Suo marito, disperato di sopravvivere, continuava a spiegarle che dovevano saltare mentre erano ancora in territorio belga, perché più avanti sarebbero stati in Germania, dove nessuno li avrebbe aiutati. In Belgio, i membri della resistenza li avrebbero nascosti. 

Klara racconta di aver agonizzato su cosa fare e in un improvviso momento di lucidità guardò suo marito e disse che avrebbe saltato... se avesse riflettuto troppo a lungo sarebbe stato troppo tardi. E in quel momento, mentre scivolava tra i vagoni, schivando i colpi delle SS e saltando, Klara fece la scelta più straziante della sua vita, che l'avrebbe perseguitata per sempre.

Klara e Phillipe non rivelano molto su come hanno vissuto gli anni della guerra, se non che sono rimasti nascosti presso famiglie belghe fino alla fine del conflitto.

Dopo aver vissuto per alcuni anni a Etterbeek, nei pressi di Bruxelles, la coppia emigrò a Tel Aviv, in Israele. Gli occhi di Klara si riempiono di lacrime mentre guarda nella telecamera e dice: «Ed eccoci qui. Nella nostra casa. È stato un viaggio terribile arrivare fin qui». Un viaggio fatto di difficoltà, traumi e il peso di dover affrontare il senso di colpa per le sue scelte.

Ma per fortuna, in un momento di commovente serendipità, Klara e Phillipe furono avvicinati da una sconosciuta mentre erano in vacanza in Israele prima di trasferirsi lì nel 1962. 

Una donna olandese la fermò e le disse che la stava cercando da tanto tempo, che l'aveva riconosciuta dal treno da Mechelen ad Auschwitz di quasi 20 anni prima. Continuò dicendo che ricordava suo padre sul treno e come lui aveva iniziato a chiamarla quando si era svegliato dal sonno.
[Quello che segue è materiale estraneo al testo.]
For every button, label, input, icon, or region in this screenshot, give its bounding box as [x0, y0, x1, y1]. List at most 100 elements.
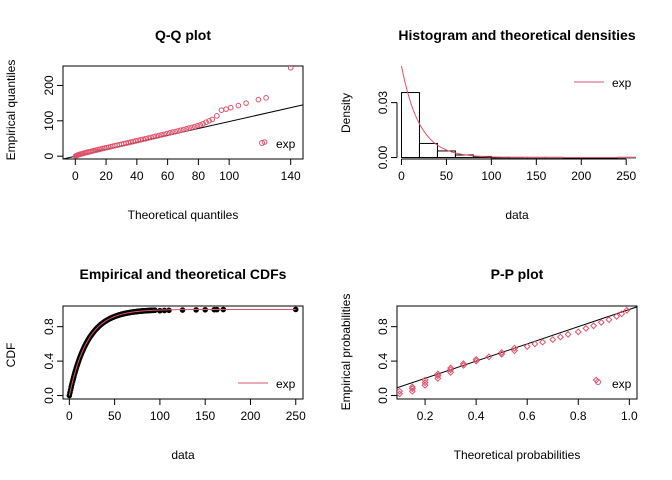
qq-point — [153, 133, 159, 139]
pp-point — [605, 316, 613, 324]
pp-point — [574, 328, 582, 336]
cdf-legend-label: exp — [276, 377, 296, 391]
hist-x-tick-label: 100 — [481, 169, 501, 183]
cdf-y-tick-label: 0.4 — [42, 352, 56, 369]
cdf-xlabel: data — [171, 448, 195, 462]
qq-point — [255, 96, 262, 103]
qq-x-tick-label: 60 — [161, 169, 175, 183]
qq-point — [150, 133, 157, 140]
qq-point — [130, 138, 136, 145]
qq-x-tick-label: 140 — [281, 169, 301, 183]
cdf-panel: Empirical and theoretical CDFs data CDF … — [4, 266, 306, 462]
pp-point — [485, 353, 493, 361]
cdf-empirical-point — [157, 307, 163, 314]
pp-point — [421, 381, 429, 389]
hist-panel: Histogram and theoretical densities data… — [339, 27, 637, 222]
qq-point — [164, 130, 170, 137]
pp-legend-symbol — [595, 379, 601, 385]
qq-xlabel: Theoretical quantiles — [128, 208, 239, 222]
pp-point — [397, 387, 404, 395]
hist-bar — [436, 150, 456, 159]
qq-point — [166, 130, 173, 136]
cdf-x-tick-label: 50 — [108, 409, 122, 423]
qq-y-tick-label: 200 — [42, 75, 56, 95]
qq-point — [223, 106, 229, 112]
pp-point — [523, 342, 531, 350]
qq-point — [140, 136, 146, 143]
hist-x-tick-label: 250 — [616, 169, 636, 183]
qq-point — [227, 104, 234, 111]
cdf-y-tick-label: 0.0 — [42, 387, 56, 404]
pp-point — [408, 383, 416, 391]
pp-point — [613, 312, 621, 320]
qq-x-tick-label: 40 — [130, 169, 144, 183]
qq-point — [132, 138, 139, 144]
pp-x-tick-label: 0.6 — [519, 409, 536, 423]
qq-x-tick-label: 100 — [219, 169, 239, 183]
hist-x-tick-label: 50 — [440, 169, 454, 183]
qq-point — [203, 119, 209, 126]
pp-point — [421, 379, 429, 387]
qq-point — [145, 135, 152, 141]
pp-ylabel: Empirical probabilities — [339, 294, 353, 411]
qq-y-tick-label: 100 — [42, 110, 56, 130]
cdf-x-tick-label: 250 — [286, 409, 306, 423]
pp-point — [447, 368, 455, 376]
qq-point — [135, 137, 141, 144]
qq-point — [186, 125, 192, 131]
cdf-y-tick-label: 0.8 — [42, 318, 56, 335]
pp-point — [408, 387, 416, 395]
qq-point — [148, 134, 154, 141]
qq-x-tick-label: 0 — [72, 169, 79, 183]
qq-point — [243, 100, 249, 106]
pp-point — [434, 374, 442, 382]
pp-legend-label: exp — [612, 377, 632, 391]
qq-point — [183, 126, 190, 132]
qq-title: Q-Q plot — [155, 27, 211, 43]
qq-point — [235, 102, 242, 109]
hist-y-tick-label: 0.03 — [376, 91, 390, 115]
cdf-title: Empirical and theoretical CDFs — [80, 266, 287, 282]
pp-point — [564, 330, 572, 338]
hist-marks: 0 50 100 150 200 250 0.00 0.03 — [376, 65, 637, 183]
cdf-x-tick-label: 150 — [195, 409, 215, 423]
pp-point — [421, 376, 429, 384]
qq-point — [158, 132, 165, 138]
pp-marks: 0.2 0.4 0.6 0.8 1.0 0.0 0.4 0.8 — [376, 306, 638, 423]
hist-bar — [418, 142, 438, 159]
pp-xlabel: Theoretical probabilities — [454, 448, 581, 462]
qq-point — [127, 139, 134, 145]
cdf-x-tick-label: 0 — [66, 409, 73, 423]
qq-ylabel: Empirical quantiles — [4, 60, 18, 161]
qq-legend: exp — [259, 137, 296, 151]
hist-x-tick-label: 200 — [571, 169, 591, 183]
qq-point — [161, 131, 168, 138]
qq-point — [263, 95, 269, 101]
qq-y-tick-label: 0 — [42, 153, 56, 160]
pp-y-tick-label: 0.8 — [376, 318, 390, 335]
qq-clip-group — [63, 66, 303, 159]
qq-point — [287, 66, 294, 71]
hist-ylabel: Density — [339, 93, 353, 133]
hist-bar — [400, 92, 420, 159]
pp-point — [447, 364, 455, 372]
qq-marks: 0 20 40 60 80 100 140 0 100 200 — [42, 66, 303, 183]
qq-point — [137, 137, 144, 143]
pp-point — [531, 340, 539, 348]
hist-y-tick-label: 0.00 — [376, 146, 390, 170]
qq-point — [194, 122, 201, 129]
pp-point — [434, 370, 442, 378]
qq-point — [189, 124, 195, 131]
cdf-x-tick-label: 100 — [150, 409, 170, 423]
pp-point — [510, 344, 518, 352]
qq-point — [142, 135, 149, 142]
pp-x-tick-label: 0.2 — [417, 409, 434, 423]
pp-point — [597, 318, 605, 326]
pp-point — [539, 338, 547, 346]
qq-x-tick-label: 80 — [192, 169, 206, 183]
pp-point — [618, 310, 626, 318]
hist-xlabel: data — [505, 208, 529, 222]
qq-panel: Q-Q plot Theoretical quantiles Empirical… — [4, 27, 304, 222]
cdf-theoretical-curve — [68, 308, 296, 396]
qq-point — [218, 107, 225, 114]
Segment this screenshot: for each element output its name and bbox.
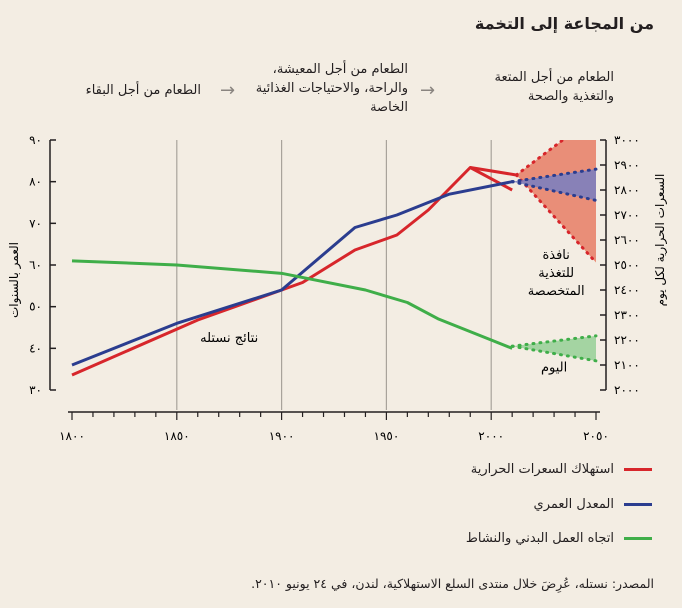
projection-dotted-line: [514, 173, 598, 264]
left-axis: ٣٠ ٤٠ ٥٠ ٦٠ ٧٠ ٨٠ ٩٠: [29, 133, 56, 397]
right-tick-label: ٢٤٠٠: [614, 283, 640, 297]
right-tick-label: ٢٢٠٠: [614, 333, 640, 347]
legend-item-life: المعدل العمري: [534, 493, 652, 515]
annotation-window-line: المتخصصة: [528, 284, 585, 299]
legend-label: اتجاه العمل البدني والنشاط: [465, 530, 614, 546]
source-note: المصدر: نستله، عُرِضَ خلال منتدى السلع ا…: [251, 576, 654, 591]
x-tick-label: ٢٠٥٠: [583, 429, 609, 443]
legend-swatch: [624, 536, 652, 540]
left-tick-label: ٨٠: [29, 175, 42, 189]
left-tick-label: ٥٠: [29, 300, 42, 314]
projection-fan: [512, 169, 596, 201]
projection-dotted-line: [510, 344, 598, 363]
left-tick-label: ٩٠: [29, 133, 42, 147]
annotation-nestle: نتائج نستله: [200, 331, 258, 346]
annotations: نتائج نستله نافذة للتغذية المتخصصة اليوم: [200, 248, 584, 376]
page-title: من المجاعة إلى التخمة: [474, 14, 654, 33]
legend-label: المعدل العمري: [533, 496, 614, 512]
annotation-window-line: للتغذية: [538, 266, 574, 281]
projection-fans: [510, 140, 598, 363]
arrow-right-icon: →: [420, 80, 436, 101]
right-tick-label: ٢٥٠٠: [614, 258, 640, 272]
legend-swatch: [624, 467, 652, 471]
stage-living: الطعام من أجل المعيشة، والراحة، والاحتيا…: [255, 62, 408, 115]
x-tick-label: ٢٠٠٠: [478, 429, 504, 443]
annotation-today: اليوم: [541, 360, 567, 375]
right-tick-label: ٢٨٠٠: [614, 183, 640, 197]
left-tick-label: ٦٠: [29, 258, 42, 272]
x-tick-label: ١٩٠٠: [269, 429, 295, 443]
stage-pleasure: الطعام من أجل المتعة والتغذية والصحة: [494, 70, 614, 104]
projection-fan: [512, 335, 596, 361]
stage-survival: الطعام من أجل البقاء: [85, 83, 201, 98]
left-tick-label: ٧٠: [29, 216, 42, 230]
projection-dotted-line: [514, 140, 566, 177]
x-axis: ١٨٠٠ ١٨٥٠ ١٩٠٠ ١٩٥٠ ٢٠٠٠ ٢٠٥٠: [59, 411, 609, 443]
arrow-right-icon: →: [220, 80, 236, 101]
series-line: [71, 180, 513, 367]
x-tick-label: ١٩٥٠: [374, 429, 400, 443]
right-tick-label: ٢٧٠٠: [614, 208, 640, 222]
left-tick-label: ٤٠: [29, 341, 42, 355]
annotation-window-line: نافذة: [542, 248, 569, 263]
legend-swatch: [624, 502, 652, 506]
right-tick-label: ٢١٠٠: [614, 358, 640, 372]
right-tick-label: ٢٩٠٠: [614, 158, 640, 172]
right-tick-label: ٢٦٠٠: [614, 233, 640, 247]
y-axis-label-left: العمر بالسنوات: [7, 242, 22, 318]
vertical-gridlines: [176, 140, 492, 410]
right-tick-label: ٢٣٠٠: [614, 308, 640, 322]
series-line-branch: [469, 166, 517, 177]
right-tick-label: ٣٠٠٠: [614, 133, 640, 147]
legend-item-calories: استهلاك السعرات الحرارية: [471, 458, 652, 480]
projection-fan: [516, 140, 596, 263]
y-axis-label-right: السعرات الحرارية لكل يوم: [653, 174, 668, 307]
right-tick-label: ٢٠٠٠: [614, 383, 640, 397]
x-tick-label: ١٨٠٠: [59, 429, 85, 443]
legend-label: استهلاك السعرات الحرارية: [470, 461, 614, 477]
series-lines: [71, 166, 517, 377]
legend-item-activity: اتجاه العمل البدني والنشاط: [466, 527, 652, 549]
projection-dotted-line: [510, 334, 598, 348]
projection-dotted-line: [510, 180, 598, 202]
left-tick-label: ٣٠: [29, 383, 42, 397]
right-axis: ٢٠٠٠ ٢١٠٠ ٢٢٠٠ ٢٣٠٠ ٢٤٠٠ ٢٥٠٠ ٢٦٠٠ ٢٧٠٠ ٢٨٠٠ ٢٩٠٠…: [600, 133, 640, 397]
series-line: [71, 166, 513, 377]
series-line: [71, 259, 513, 350]
projection-dotted-line: [510, 167, 598, 184]
x-tick-label: ١٨٥٠: [164, 429, 190, 443]
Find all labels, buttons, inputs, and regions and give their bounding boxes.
I passeggeri gli dissero che lei si era buttata, e suo padre, un uomo malato che da giorni non era più lucido, ebbe improvvisamente un momento di lucidità per esprimere quanto fosse felice. 

Disse: “Se la vedi, dille che sono il padre più felice del mondo. Sono contento che si sia buttata”. 

Questo incontro casuale con una sconosciuta in Dizengoff Street ha dato a Klara la chiusura e la guarigione di cui aveva disperatamente bisogno.

Ha sentito un peso sollevarsi dal petto quando ha sentito quelle parole e si è sentita ancora più sollevata quando la donna le ha detto che suo padre non era mai arrivato ad Auschwitz, ma era morto sul treno. 

Era sollevata dal fatto che non avesse sofferto e che non le avesse serbato rancore per aver scelto di saltare. Pensa che questo messaggio sia stato un dono per lei, un immenso sollievo e una benedizione.